SIMBIOSIS

Albino Hernández Penton y Sergio Gaut vel Hartman

Cuba/Argentina

Tengo el recuerdo borroso de una explosión. Antes de ese episodio, mi memoria se confunde, veo hechos de una vida pasada que no identifico con la mía. Hay lagunas, espacios en blanco. Sé que este no es mi planeta, por ejemplo, pero ¿cómo terminé en esta enorme roca helada que se derrite con la salida de los soles gemelos, en lo que debería ser el alba y es un infierno?

No puedo responder a eso.

Tampoco puedo explicar la presencia de Viernes, un nombre que extraje del pasado, sin una razón aparente. Viernes es mi padre, mi hermano, mi hijo, mi esposa, mi amante. Él es yo y los dos casi somos otro, uno nuevo, original, pero algo nos falta para serlo realmente.

Cuando llegan los dos soles, en la ardiente claridad del día, duermo. Su cuerpo gelatinoso me envuelve, aislándome del calor abrasador. Entonces, sueño con bloques amorfos de luminosidad creciente, de diferentes colores y tonos. Los bloques rebotan entre sí, se funden para formar un ser único, se organizan, y se repiten para deshacerse, por último, y reiniciar el proceso. Una y otra vez, como mensajes telegráficos, en una clave que soy incapaz de comprender.

Luego, en las noches, el proceso se invierte y Viernes descansa. Lo sé porque el latir de su núcleo se apacigua y mi mente es un frío desierto donde se congelan las palabras. En la velada oscuridad que nos rodea en ese lapso, jirones de recuerdos alcanzan mi mente como restos de un naufragio traídos por la marea.

Hay rostros, palabras, voces y otros elementos inconexos. Y miedo, mucho miedo. Para evitarlo, intento comprender el significado de los sueños matutinos que, de algún modo, intuyo, son la forma que Viernes utiliza pata comunicarse. Nuestros procesos biológicos se han acoplado por una simple cuestión de supervivencia, pero nos es imposible entendernos. Viernes utiliza un sistema de expresión cromático y muchos de los colores que emite son desconocidos para mí. ¿Cómo aprender un idioma sin el vocabulario y las normas gramaticales?

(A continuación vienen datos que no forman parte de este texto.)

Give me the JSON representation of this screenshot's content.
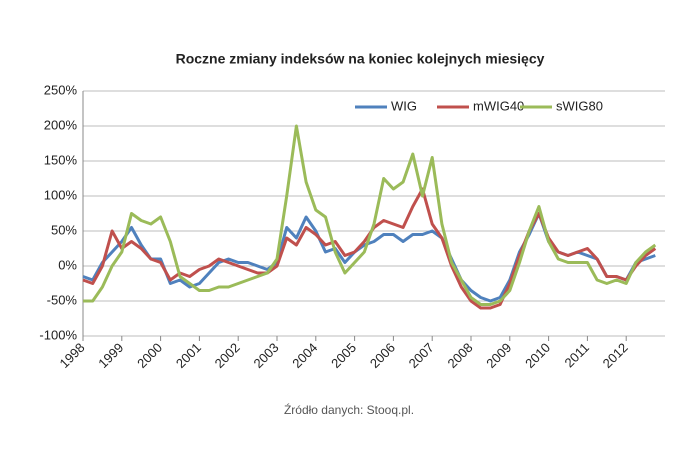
{
  "chart_data": {
    "type": "line",
    "title": "Roczne zmiany indeksów na koniec kolejnych miesięcy",
    "source": "Źródło danych: Stooq.pl.",
    "x": [
      1998,
      1998.25,
      1998.5,
      1998.75,
      1999,
      1999.25,
      1999.5,
      1999.75,
      2000,
      2000.25,
      2000.5,
      2000.75,
      2001,
      2001.25,
      2001.5,
      2001.75,
      2002,
      2002.25,
      2002.5,
      2002.75,
      2003,
      2003.25,
      2003.5,
      2003.75,
      2004,
      2004.25,
      2004.5,
      2004.75,
      2005,
      2005.25,
      2005.5,
      2005.75,
      2006,
      2006.25,
      2006.5,
      2006.75,
      2007,
      2007.25,
      2007.5,
      2007.75,
      2008,
      2008.25,
      2008.5,
      2008.75,
      2009,
      2009.25,
      2009.5,
      2009.75,
      2010,
      2010.25,
      2010.5,
      2010.75,
      2011,
      2011.25,
      2011.5,
      2011.75,
      2012,
      2012.25,
      2012.5,
      2012.75
    ],
    "series": [
      {
        "name": "WIG",
        "color": "#4f81bd",
        "values": [
          -15,
          -20,
          5,
          20,
          35,
          55,
          30,
          10,
          10,
          -25,
          -20,
          -30,
          -25,
          -10,
          5,
          10,
          5,
          5,
          0,
          -5,
          5,
          55,
          40,
          70,
          50,
          20,
          25,
          5,
          20,
          30,
          35,
          45,
          45,
          35,
          45,
          45,
          50,
          40,
          10,
          -20,
          -35,
          -45,
          -50,
          -45,
          -20,
          20,
          45,
          75,
          35,
          20,
          15,
          20,
          15,
          10,
          -15,
          -15,
          -20,
          5,
          10,
          15
        ]
      },
      {
        "name": "mWIG40",
        "color": "#c0504d",
        "values": [
          -20,
          -25,
          0,
          50,
          25,
          35,
          25,
          10,
          5,
          -20,
          -10,
          -15,
          -5,
          0,
          10,
          5,
          0,
          -5,
          -10,
          -10,
          0,
          40,
          30,
          55,
          45,
          30,
          35,
          15,
          20,
          35,
          55,
          65,
          60,
          55,
          85,
          110,
          60,
          40,
          0,
          -30,
          -50,
          -60,
          -60,
          -55,
          -25,
          15,
          50,
          75,
          40,
          20,
          15,
          20,
          25,
          10,
          -15,
          -15,
          -20,
          0,
          15,
          25
        ]
      },
      {
        "name": "sWIG80",
        "color": "#9bbb59",
        "values": [
          -50,
          -50,
          -30,
          0,
          20,
          75,
          65,
          60,
          70,
          35,
          -15,
          -25,
          -35,
          -35,
          -30,
          -30,
          -25,
          -20,
          -15,
          -10,
          10,
          100,
          200,
          120,
          80,
          70,
          20,
          -10,
          5,
          20,
          60,
          125,
          110,
          120,
          160,
          100,
          155,
          60,
          5,
          -20,
          -45,
          -55,
          -55,
          -50,
          -35,
          5,
          50,
          85,
          35,
          10,
          5,
          5,
          5,
          -20,
          -25,
          -20,
          -25,
          5,
          20,
          30
        ]
      }
    ],
    "xlim": [
      1998,
      2013
    ],
    "xticks": [
      1998,
      1999,
      2000,
      2001,
      2002,
      2003,
      2004,
      2005,
      2006,
      2007,
      2008,
      2009,
      2010,
      2011,
      2012
    ],
    "ylim": [
      -100,
      250
    ],
    "yticks": [
      {
        "value": -100,
        "label": "-100%"
      },
      {
        "value": -50,
        "label": "-50%"
      },
      {
        "value": 0,
        "label": "0%"
      },
      {
        "value": 50,
        "label": "50%"
      },
      {
        "value": 100,
        "label": "100%"
      },
      {
        "value": 150,
        "label": "150%"
      },
      {
        "value": 200,
        "label": "200%"
      },
      {
        "value": 250,
        "label": "250%"
      }
    ],
    "grid": true,
    "legend": "top-right"
  }
}
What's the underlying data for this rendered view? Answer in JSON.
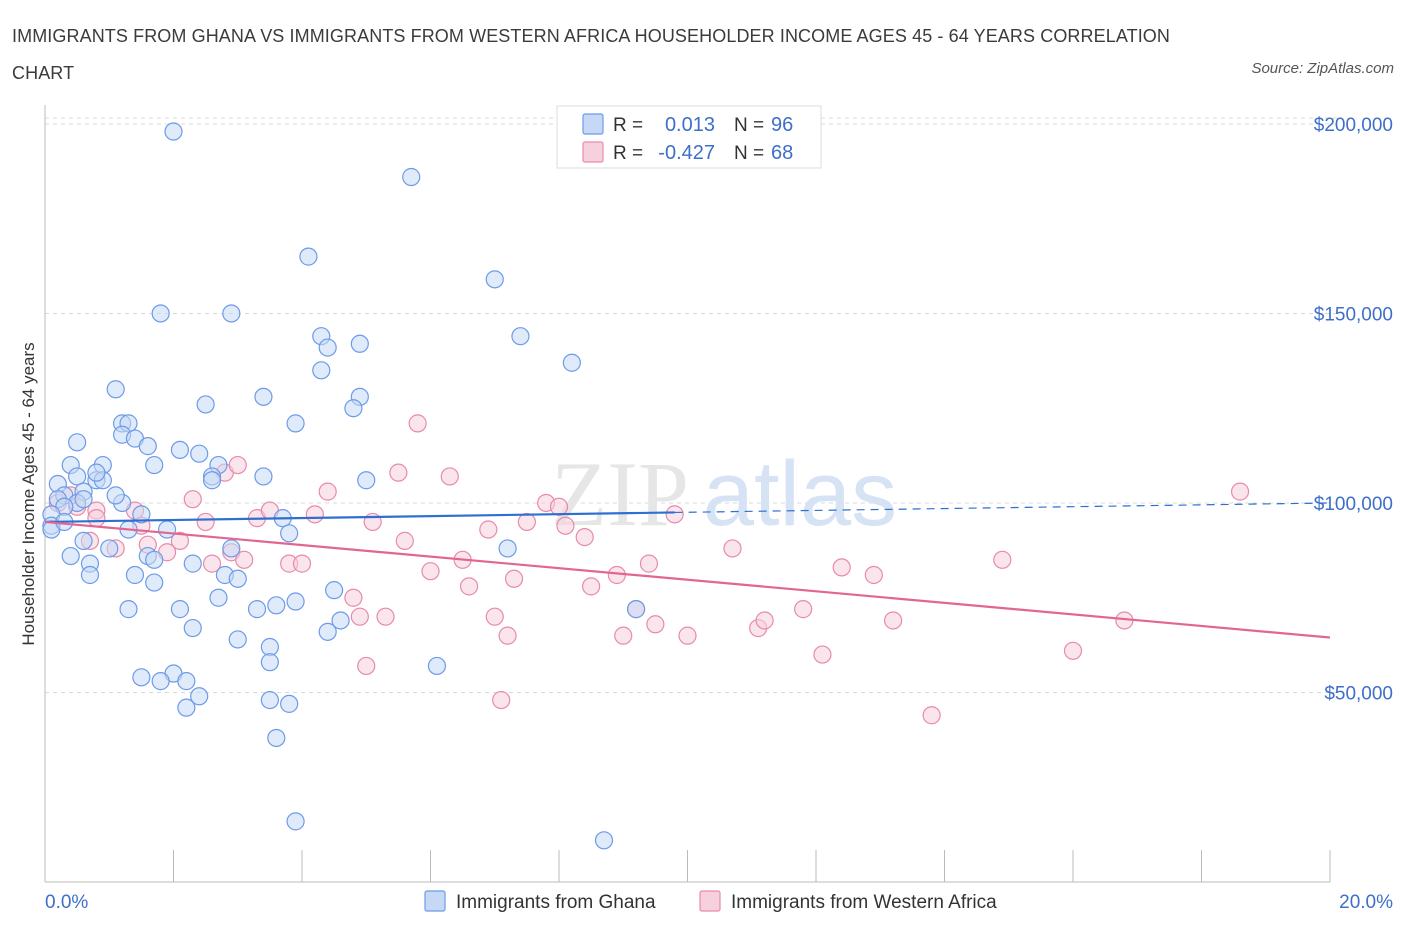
{
  "title": "IMMIGRANTS FROM GHANA VS IMMIGRANTS FROM WESTERN AFRICA HOUSEHOLDER INCOME AGES 45 - 64 YEARS CORRELATION CHART",
  "source": "Source: ZipAtlas.com",
  "watermark": {
    "zip": "ZIP",
    "atlas": "atlas"
  },
  "colors": {
    "ghana": "#6d9be8",
    "ghana_fill": "#c5d8f6",
    "ghana_line": "#2e6fd1",
    "wafrica": "#e88aab",
    "wafrica_fill": "#f7d0de",
    "wafrica_line": "#e26592",
    "axis_label": "#3d6fc9",
    "grid": "#d8d8d8"
  },
  "legend": {
    "r_label": "R =",
    "n_label": "N =",
    "rows": [
      {
        "r": "0.013",
        "n": "96"
      },
      {
        "r": "-0.427",
        "n": "68"
      }
    ]
  },
  "chart_data": {
    "type": "scatter",
    "title": "IMMIGRANTS FROM GHANA VS IMMIGRANTS FROM WESTERN AFRICA HOUSEHOLDER INCOME AGES 45 - 64 YEARS CORRELATION CHART",
    "xlabel": "",
    "ylabel": "Householder Income Ages 45 - 64 years",
    "xlim": [
      0,
      20
    ],
    "ylim": [
      0,
      205000
    ],
    "x_tick_labels": [
      "0.0%",
      "20.0%"
    ],
    "y_ticks": [
      50000,
      100000,
      150000,
      200000
    ],
    "y_tick_labels": [
      "$50,000",
      "$100,000",
      "$150,000",
      "$200,000"
    ],
    "grid": true,
    "legend_position": "top-center",
    "series": [
      {
        "name": "Immigrants from Ghana",
        "r": 0.013,
        "n": 96,
        "trend": {
          "x": [
            0.0,
            9.8
          ],
          "y": [
            95000,
            97500
          ],
          "dashed_to": [
            20.0,
            100000
          ]
        },
        "points": [
          [
            2.0,
            198000
          ],
          [
            5.7,
            186000
          ],
          [
            4.1,
            165000
          ],
          [
            7.0,
            159000
          ],
          [
            1.8,
            150000
          ],
          [
            2.9,
            150000
          ],
          [
            4.3,
            144000
          ],
          [
            4.4,
            141000
          ],
          [
            4.9,
            142000
          ],
          [
            7.4,
            144000
          ],
          [
            8.2,
            137000
          ],
          [
            4.3,
            135000
          ],
          [
            1.1,
            130000
          ],
          [
            3.4,
            128000
          ],
          [
            4.9,
            128000
          ],
          [
            4.8,
            125000
          ],
          [
            2.5,
            126000
          ],
          [
            1.2,
            121000
          ],
          [
            1.3,
            121000
          ],
          [
            3.9,
            121000
          ],
          [
            1.2,
            118000
          ],
          [
            1.4,
            117000
          ],
          [
            0.5,
            116000
          ],
          [
            1.6,
            115000
          ],
          [
            2.1,
            114000
          ],
          [
            2.4,
            113000
          ],
          [
            1.7,
            110000
          ],
          [
            2.7,
            110000
          ],
          [
            0.4,
            110000
          ],
          [
            0.9,
            110000
          ],
          [
            3.4,
            107000
          ],
          [
            2.6,
            107000
          ],
          [
            2.6,
            106000
          ],
          [
            0.5,
            107000
          ],
          [
            0.8,
            106000
          ],
          [
            0.9,
            106000
          ],
          [
            5.0,
            106000
          ],
          [
            0.2,
            105000
          ],
          [
            0.6,
            103000
          ],
          [
            0.3,
            102000
          ],
          [
            0.2,
            101000
          ],
          [
            0.5,
            100000
          ],
          [
            0.3,
            99000
          ],
          [
            0.1,
            97000
          ],
          [
            1.5,
            97000
          ],
          [
            3.7,
            96000
          ],
          [
            0.1,
            94000
          ],
          [
            0.1,
            93000
          ],
          [
            1.3,
            93000
          ],
          [
            1.9,
            93000
          ],
          [
            3.8,
            92000
          ],
          [
            0.6,
            90000
          ],
          [
            1.0,
            88000
          ],
          [
            2.9,
            88000
          ],
          [
            7.2,
            88000
          ],
          [
            0.4,
            86000
          ],
          [
            1.6,
            86000
          ],
          [
            1.7,
            85000
          ],
          [
            0.7,
            84000
          ],
          [
            2.3,
            84000
          ],
          [
            0.7,
            81000
          ],
          [
            1.4,
            81000
          ],
          [
            2.8,
            81000
          ],
          [
            3.0,
            80000
          ],
          [
            1.7,
            79000
          ],
          [
            4.5,
            77000
          ],
          [
            2.7,
            75000
          ],
          [
            3.9,
            74000
          ],
          [
            3.6,
            73000
          ],
          [
            2.1,
            72000
          ],
          [
            3.3,
            72000
          ],
          [
            1.3,
            72000
          ],
          [
            9.2,
            72000
          ],
          [
            4.6,
            69000
          ],
          [
            2.3,
            67000
          ],
          [
            4.4,
            66000
          ],
          [
            3.0,
            64000
          ],
          [
            3.5,
            62000
          ],
          [
            3.5,
            58000
          ],
          [
            6.1,
            57000
          ],
          [
            2.0,
            55000
          ],
          [
            1.5,
            54000
          ],
          [
            1.8,
            53000
          ],
          [
            2.2,
            53000
          ],
          [
            2.4,
            49000
          ],
          [
            3.5,
            48000
          ],
          [
            3.8,
            47000
          ],
          [
            2.2,
            46000
          ],
          [
            3.6,
            38000
          ],
          [
            3.9,
            16000
          ],
          [
            8.7,
            11000
          ],
          [
            1.2,
            100000
          ],
          [
            0.6,
            101000
          ],
          [
            1.1,
            102000
          ],
          [
            0.8,
            108000
          ],
          [
            0.3,
            95000
          ]
        ]
      },
      {
        "name": "Immigrants from Western Africa",
        "r": -0.427,
        "n": 68,
        "trend": {
          "x": [
            0.0,
            20.0
          ],
          "y": [
            95000,
            64500
          ]
        },
        "points": [
          [
            0.2,
            100000
          ],
          [
            0.5,
            99000
          ],
          [
            0.8,
            98000
          ],
          [
            0.8,
            96000
          ],
          [
            0.4,
            102000
          ],
          [
            0.7,
            90000
          ],
          [
            1.1,
            88000
          ],
          [
            1.4,
            98000
          ],
          [
            1.5,
            94000
          ],
          [
            1.6,
            89000
          ],
          [
            1.9,
            87000
          ],
          [
            2.1,
            90000
          ],
          [
            2.3,
            101000
          ],
          [
            2.5,
            95000
          ],
          [
            2.6,
            84000
          ],
          [
            2.8,
            108000
          ],
          [
            2.9,
            87000
          ],
          [
            3.1,
            85000
          ],
          [
            3.3,
            96000
          ],
          [
            3.5,
            98000
          ],
          [
            3.8,
            84000
          ],
          [
            4.0,
            84000
          ],
          [
            4.2,
            97000
          ],
          [
            4.4,
            103000
          ],
          [
            4.8,
            75000
          ],
          [
            4.9,
            70000
          ],
          [
            5.0,
            57000
          ],
          [
            5.1,
            95000
          ],
          [
            5.3,
            70000
          ],
          [
            5.5,
            108000
          ],
          [
            5.6,
            90000
          ],
          [
            6.0,
            82000
          ],
          [
            6.3,
            107000
          ],
          [
            6.5,
            85000
          ],
          [
            6.6,
            78000
          ],
          [
            6.9,
            93000
          ],
          [
            7.0,
            70000
          ],
          [
            7.2,
            65000
          ],
          [
            7.3,
            80000
          ],
          [
            7.5,
            95000
          ],
          [
            7.8,
            100000
          ],
          [
            8.0,
            99000
          ],
          [
            8.1,
            94000
          ],
          [
            8.4,
            91000
          ],
          [
            8.5,
            78000
          ],
          [
            8.9,
            81000
          ],
          [
            9.0,
            65000
          ],
          [
            9.2,
            72000
          ],
          [
            9.4,
            84000
          ],
          [
            9.5,
            68000
          ],
          [
            9.8,
            97000
          ],
          [
            10.0,
            65000
          ],
          [
            10.7,
            88000
          ],
          [
            11.1,
            67000
          ],
          [
            11.2,
            69000
          ],
          [
            11.8,
            72000
          ],
          [
            12.1,
            60000
          ],
          [
            12.4,
            83000
          ],
          [
            12.9,
            81000
          ],
          [
            13.2,
            69000
          ],
          [
            13.8,
            44000
          ],
          [
            14.9,
            85000
          ],
          [
            16.0,
            61000
          ],
          [
            16.8,
            69000
          ],
          [
            18.6,
            103000
          ],
          [
            3.0,
            110000
          ],
          [
            5.8,
            121000
          ],
          [
            7.1,
            48000
          ]
        ]
      }
    ]
  },
  "bottom_legend": [
    {
      "label": "Immigrants from Ghana"
    },
    {
      "label": "Immigrants from Western Africa"
    }
  ]
}
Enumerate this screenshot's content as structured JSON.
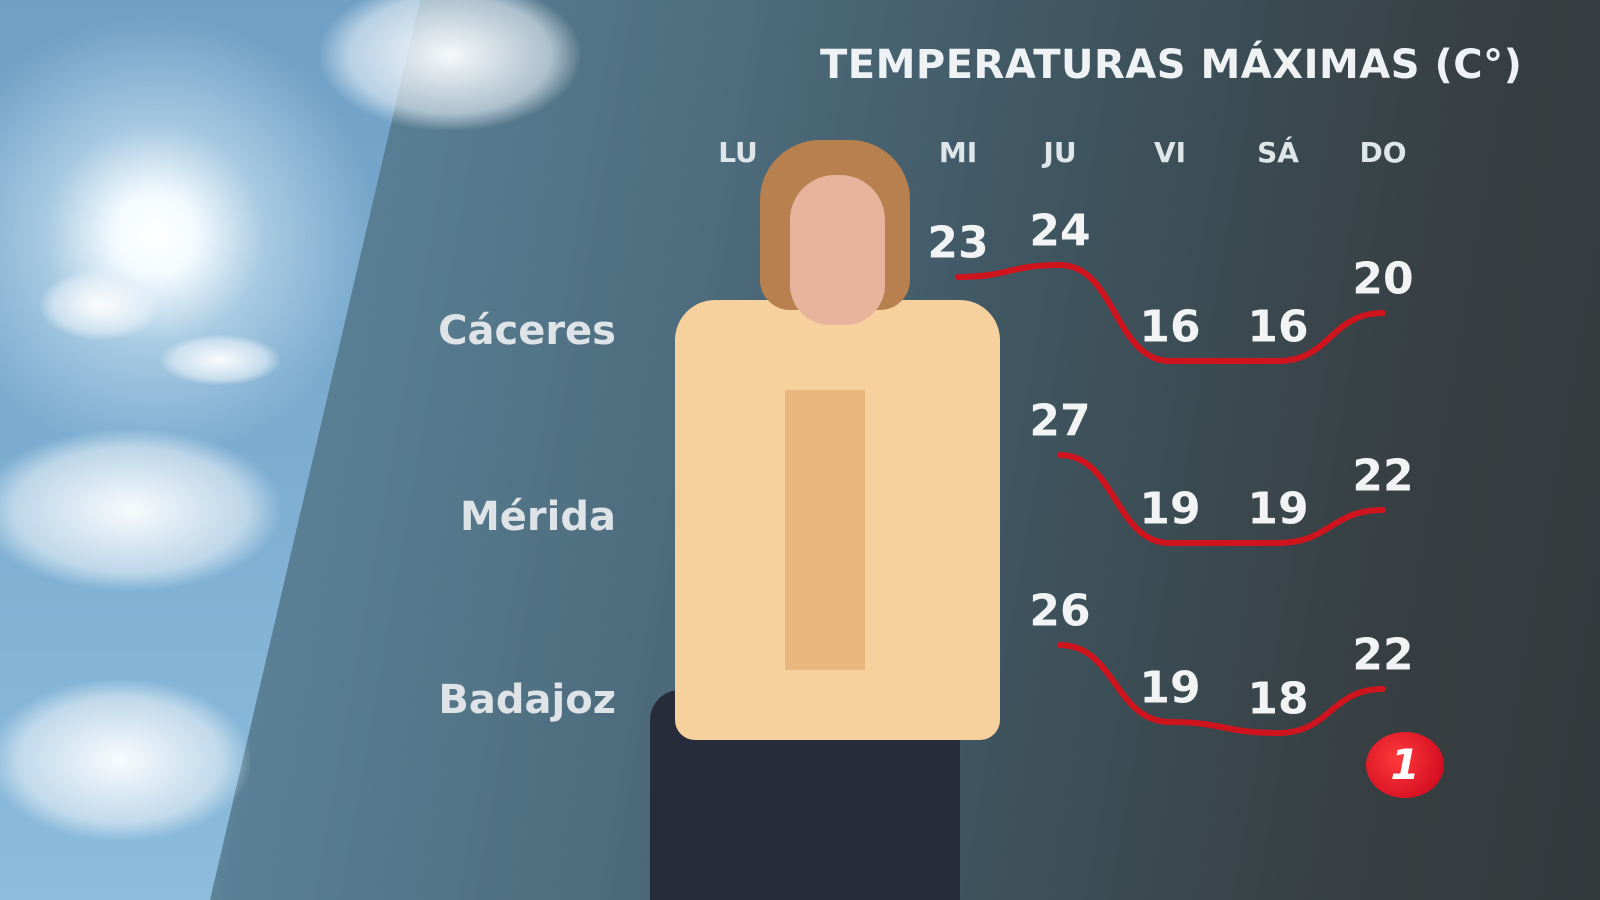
{
  "chart_data": {
    "type": "line",
    "title": "TEMPERATURAS MÁXIMAS (C°)",
    "categories": [
      "LU",
      "",
      "MI",
      "JU",
      "VI",
      "SÁ",
      "DO"
    ],
    "series": [
      {
        "name": "Cáceres",
        "values": [
          null,
          null,
          23,
          24,
          16,
          16,
          20
        ]
      },
      {
        "name": "Mérida",
        "values": [
          null,
          null,
          null,
          27,
          19,
          19,
          22
        ]
      },
      {
        "name": "Badajoz",
        "values": [
          null,
          null,
          null,
          26,
          19,
          18,
          22
        ]
      }
    ],
    "line_color": "#d0141e"
  },
  "logo": {
    "text": "1",
    "color": "#d9001b"
  }
}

Poco antes de llegar el alba, cuando la oscuridad se transforma en sombras deshilachadas, Viernes y yo nos alimentamos. Sus ventosas me penetran a través de pequeños agujeros en la piel y lamen mi interior; mientras eso ocurre, me alimento comiendo partes de él. Las zonas azules son las más nutritivas y se regeneran con mayor rapidez.

No siempre fue así.

Al principio, hubo mucho dolor y confusión y miedo. En una ocasión estuve a punto de morir. Viernes penetró en mi interior y sus "dedos" desgarrando mis vísceras se anclaron en mi corazón. Durante el mes que duró la agonía, los bloques azules y rojos proliferaron en mi conciencia; tenían matices indescriptibles. No se me ocurre ninguna analogía capaz de definir lo que percibía. Era como si una pandilla de pintores locos y borrachos se hubiera confabulado para trabajar en mi mente, combinando los colores del modo más insano. ¿Cómo interpretarlo? ¿Cómo expresarlo, en todo caso? Los gritos y las lágrimas fueron, en esa época, mi mejor discurso.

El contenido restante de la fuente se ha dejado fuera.